Most recently, President Vázquez has been driving forward measures to ensure plain packaging on tobacco products, and to implement front of package food warning labelling so that those products high in sugar, salt and fats can be easily identified.

President Vázquez has received numerous honors during his career, including awards from the World Heart Foundation, the Bloomberg School of Public Health at Johns Hopkins University, the Campaign for Tobacco-Free Kids, among others. In May 2018, he was also honored with the WHO Director-General’s Special Recognition Award for No Tobacco Day, the only Special Recognition to be given this year.

The PAHO Public Health Heroes initiative recognizes individuals for their invaluable contributions to public health in the Americas.

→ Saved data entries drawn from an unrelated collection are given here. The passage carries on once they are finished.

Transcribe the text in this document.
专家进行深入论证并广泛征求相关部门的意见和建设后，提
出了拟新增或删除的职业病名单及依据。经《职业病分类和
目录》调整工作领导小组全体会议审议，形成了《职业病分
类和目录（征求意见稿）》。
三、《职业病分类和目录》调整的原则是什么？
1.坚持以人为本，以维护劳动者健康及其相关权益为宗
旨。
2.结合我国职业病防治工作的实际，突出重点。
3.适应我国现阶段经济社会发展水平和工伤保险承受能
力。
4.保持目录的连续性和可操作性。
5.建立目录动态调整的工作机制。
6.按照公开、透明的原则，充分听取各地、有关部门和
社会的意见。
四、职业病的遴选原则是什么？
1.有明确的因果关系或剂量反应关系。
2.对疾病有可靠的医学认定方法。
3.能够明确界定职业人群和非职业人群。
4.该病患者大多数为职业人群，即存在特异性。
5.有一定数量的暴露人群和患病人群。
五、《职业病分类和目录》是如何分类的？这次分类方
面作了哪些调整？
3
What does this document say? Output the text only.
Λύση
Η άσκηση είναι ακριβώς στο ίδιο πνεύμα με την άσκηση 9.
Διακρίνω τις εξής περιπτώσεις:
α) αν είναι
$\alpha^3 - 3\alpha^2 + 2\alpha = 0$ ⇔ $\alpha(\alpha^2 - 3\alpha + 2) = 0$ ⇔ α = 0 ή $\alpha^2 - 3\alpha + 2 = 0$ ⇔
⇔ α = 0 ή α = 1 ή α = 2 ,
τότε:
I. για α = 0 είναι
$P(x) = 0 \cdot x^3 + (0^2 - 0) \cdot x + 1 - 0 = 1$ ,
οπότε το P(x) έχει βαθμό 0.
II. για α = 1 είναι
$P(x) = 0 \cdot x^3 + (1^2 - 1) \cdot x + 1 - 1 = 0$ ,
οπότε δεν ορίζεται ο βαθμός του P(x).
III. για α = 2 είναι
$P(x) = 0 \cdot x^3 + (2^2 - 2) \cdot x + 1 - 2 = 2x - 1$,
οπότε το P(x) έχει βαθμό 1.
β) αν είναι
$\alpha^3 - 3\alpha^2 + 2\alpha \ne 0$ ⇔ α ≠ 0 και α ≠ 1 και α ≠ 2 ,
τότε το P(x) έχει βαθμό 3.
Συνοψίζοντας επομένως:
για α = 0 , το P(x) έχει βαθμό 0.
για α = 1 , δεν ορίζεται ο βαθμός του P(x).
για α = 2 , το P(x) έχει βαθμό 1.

Previous heroes include, among others, the former Minister of Health of Canada Marc Lalonde, who pioneered modern health promotion, In 2014, Brazilian epidemiologist Ciro de Quadros received the honor for his leadership in the process of eliminating polio from Latin America and the Caribbean.and in 2015, Maria Isabel Rodriguez, former Minister of Health of El Salvador, a tireless promoter of primary health care and universal health.